Imagine that a mass shooting is happening. What should you do? Well, if you’re in danger, you should probably find safety. And if you’re safe, there’s a good chance that you should wait until the next day to learn more about what the shooting because of how much misinformation is involved with a major story such as this. But, if you must follow breaking news, you might want to check Snapchat first.
Snapchat might seem like an improbable source of breaking news updates. The service is known primarily for letting people superimpose goofy stickers over their selfies and taking some of the risk out of sharing nude photographs with others (because those photos sort of disappear forever). As the San Bernardino shooting that killed 14 people and injured another 21 on December 2 unfolded, though, the service became a source of up-to-the-minute briefings on what was happening in neighborhoods around the targeted area.
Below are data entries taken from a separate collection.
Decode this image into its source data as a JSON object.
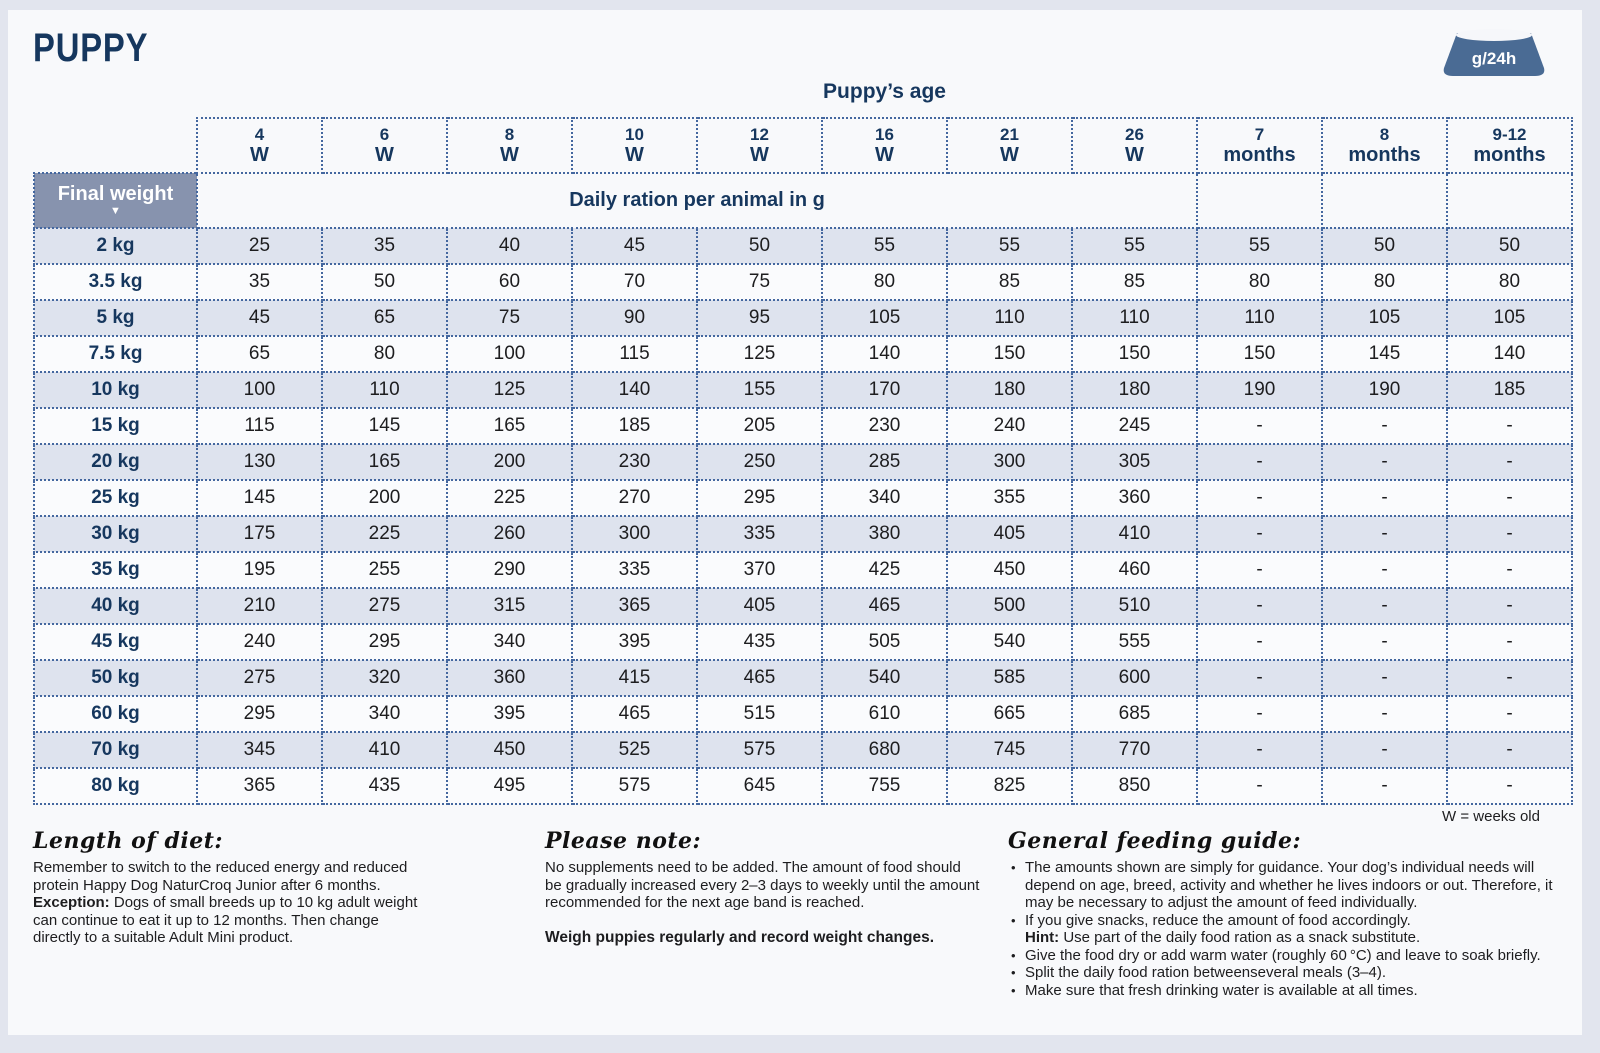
{
  "page": {
    "title": "PUPPY",
    "bowl_label": "g/24h",
    "weeks_note": "W = weeks old"
  },
  "table": {
    "age_header": "Puppy’s age",
    "weight_header": "Final weight",
    "weight_arrow": "▼",
    "ration_header": "Daily ration per animal in g",
    "columns": [
      {
        "value": "4",
        "unit": "W"
      },
      {
        "value": "6",
        "unit": "W"
      },
      {
        "value": "8",
        "unit": "W"
      },
      {
        "value": "10",
        "unit": "W"
      },
      {
        "value": "12",
        "unit": "W"
      },
      {
        "value": "16",
        "unit": "W"
      },
      {
        "value": "21",
        "unit": "W"
      },
      {
        "value": "26",
        "unit": "W"
      },
      {
        "value": "7",
        "unit": "months"
      },
      {
        "value": "8",
        "unit": "months"
      },
      {
        "value": "9-12",
        "unit": "months"
      }
    ],
    "rows": [
      {
        "weight": "2 kg",
        "values": [
          "25",
          "35",
          "40",
          "45",
          "50",
          "55",
          "55",
          "55",
          "55",
          "50",
          "50"
        ]
      },
      {
        "weight": "3.5 kg",
        "values": [
          "35",
          "50",
          "60",
          "70",
          "75",
          "80",
          "85",
          "85",
          "80",
          "80",
          "80"
        ]
      },
      {
        "weight": "5 kg",
        "values": [
          "45",
          "65",
          "75",
          "90",
          "95",
          "105",
          "110",
          "110",
          "110",
          "105",
          "105"
        ]
      },
      {
        "weight": "7.5 kg",
        "values": [
          "65",
          "80",
          "100",
          "115",
          "125",
          "140",
          "150",
          "150",
          "150",
          "145",
          "140"
        ]
      },
      {
        "weight": "10 kg",
        "values": [
          "100",
          "110",
          "125",
          "140",
          "155",
          "170",
          "180",
          "180",
          "190",
          "190",
          "185"
        ]
      },
      {
        "weight": "15 kg",
        "values": [
          "115",
          "145",
          "165",
          "185",
          "205",
          "230",
          "240",
          "245",
          "-",
          "-",
          "-"
        ]
      },
      {
        "weight": "20 kg",
        "values": [
          "130",
          "165",
          "200",
          "230",
          "250",
          "285",
          "300",
          "305",
          "-",
          "-",
          "-"
        ]
      },
      {
        "weight": "25 kg",
        "values": [
          "145",
          "200",
          "225",
          "270",
          "295",
          "340",
          "355",
          "360",
          "-",
          "-",
          "-"
        ]
      },
      {
        "weight": "30 kg",
        "values": [
          "175",
          "225",
          "260",
          "300",
          "335",
          "380",
          "405",
          "410",
          "-",
          "-",
          "-"
        ]
      },
      {
        "weight": "35 kg",
        "values": [
          "195",
          "255",
          "290",
          "335",
          "370",
          "425",
          "450",
          "460",
          "-",
          "-",
          "-"
        ]
      },
      {
        "weight": "40 kg",
        "values": [
          "210",
          "275",
          "315",
          "365",
          "405",
          "465",
          "500",
          "510",
          "-",
          "-",
          "-"
        ]
      },
      {
        "weight": "45 kg",
        "values": [
          "240",
          "295",
          "340",
          "395",
          "435",
          "505",
          "540",
          "555",
          "-",
          "-",
          "-"
        ]
      },
      {
        "weight": "50 kg",
        "values": [
          "275",
          "320",
          "360",
          "415",
          "465",
          "540",
          "585",
          "600",
          "-",
          "-",
          "-"
        ]
      },
      {
        "weight": "60 kg",
        "values": [
          "295",
          "340",
          "395",
          "465",
          "515",
          "610",
          "665",
          "685",
          "-",
          "-",
          "-"
        ]
      },
      {
        "weight": "70 kg",
        "values": [
          "345",
          "410",
          "450",
          "525",
          "575",
          "680",
          "745",
          "770",
          "-",
          "-",
          "-"
        ]
      },
      {
        "weight": "80 kg",
        "values": [
          "365",
          "435",
          "495",
          "575",
          "645",
          "755",
          "825",
          "850",
          "-",
          "-",
          "-"
        ]
      }
    ]
  },
  "notes": {
    "length_of_diet": {
      "heading": "Length of diet:",
      "text1": "Remember to switch to the reduced energy and reduced protein Happy Dog NaturCroq Junior after 6 months.",
      "exception_label": "Exception:",
      "text2": "Dogs of small breeds up to 10 kg adult weight can continue to eat it up to 12 months. Then change directly to a suitable Adult Mini product."
    },
    "please_note": {
      "heading": "Please note:",
      "text": "No supplements need to be added. The amount of food should be gradually increased every 2–3 days to weekly until the amount recommended for the next age band is reached.",
      "weigh_line": "Weigh puppies regularly and record weight changes."
    },
    "general": {
      "heading": "General feeding guide:",
      "bullets": [
        "The amounts shown are simply for guidance. Your dog’s individual needs will depend on age, breed, activity and whether he lives indoors or out. Therefore, it may be necessary to adjust the amount of feed individually.",
        "If you give snacks, reduce the amount of food accordingly.",
        "Give the food dry or add warm water (roughly 60 °C) and leave to soak briefly.",
        "Split the daily food ration betweenseveral meals (3–4).",
        "Make sure that fresh drinking water is available at all times."
      ],
      "hint_label": "Hint:",
      "hint_text": "Use part of the daily food ration as a snack substitute."
    }
  }
}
Offering these updates required Snapchat to find publicly-posted snaps, curate them into one story, and, in some cases, use text to clarify what was happening. This gave Snapchat users an idea of what people in the area were sharing — and provided much needed background information that informed users without making it seem like Snapchat knew the entire story. It was just a simple service gathering news and making it available to the people who might benefit from seeing it.
Combine this with the ephemeral nature of Snapchat’s content and it seems like the service might be a good source for breaking news. It can react quickly, use content from many users, and pass along brief updates on the situation as they happen. When the situation has resolved, all that content disappears, making it less likely to contribute to the flood of misinformation that can haunt the web, while law enforcement and the journalists covering it struggle to find the truth.
It’s easy for misinformation to spread on the web. Hitting “like” or “retweet” on a false report doesn’t require much effort — certainly less than it does to spend a few seconds looking for accurate information or sharing new info as it becomes available. That misinformation often remains until someone goes through and deletes it, which is another opportunity for someone to get the wrong idea about something, share that idea, and keep the perpetual ignorance machine going.
Snapchat’s self-deleting updates don’t afford this opportunity. There’s no perpetuity. It’s a bit like talking on the phone with someone: Unless they’ve taken extra steps to record whatever was said, the information is passed along once before it disappears into the aether. The photo-and-video-based nature of the service also lends itself to eyewitness accounts, which limits the claims people can make. (Not that video or photo evidence on social media is infallible.)
I reached out to Snapchat to get their perspective on their news-aggregation. I was given a statement attributed to the company’s head of communications: “We published this story because we felt that the content, which comes from the LA Local Story, was newsworthy and held national significance” — and later told that my followup questions wouldn’t be answered. “We have nothing more to share at this time, sorry,” a spokesperson said in a rather short email. “Thanks!”
Still, it wouldn’t be a surprise if Snapchat did something similar in the future. It’s in a unique position to offer people lightweight updates about a developing situation from the eyes of the people most affected by it. Combined with a little editorial judgment and some other features, like the one that allows Snapchat users to view similar content from other public stories, that seems like a nice setup for anyone who wants to know what’s happening in a breaking news story.
Will there be downsides? Of course. Some of Snapchat’s verbiage doesn’t mesh with what it’s showing during stories like this. (“Swipe up to Explore similar Snaps!” read a line of text shown over a photo of kids lining up to leave a locked-down school.) And there’s always the chance that the company will pass along videos or images that somehow mislead their viewers. I wouldn’t expect the company to have all the answers about important story developments, either.
But if someone is unwilling to wait for law enforcement to investigate the situation, for journalists to get to the bottom of the story, and for the frenzied masses to stop sharing whatever information comes to them, they could do worse than to check Snapchat. And even if they end up getting bad information they can at least take solace in knowing that their blunder won’t be available for anyone to see hours, days, weeks, months, or years after the truth is revealed.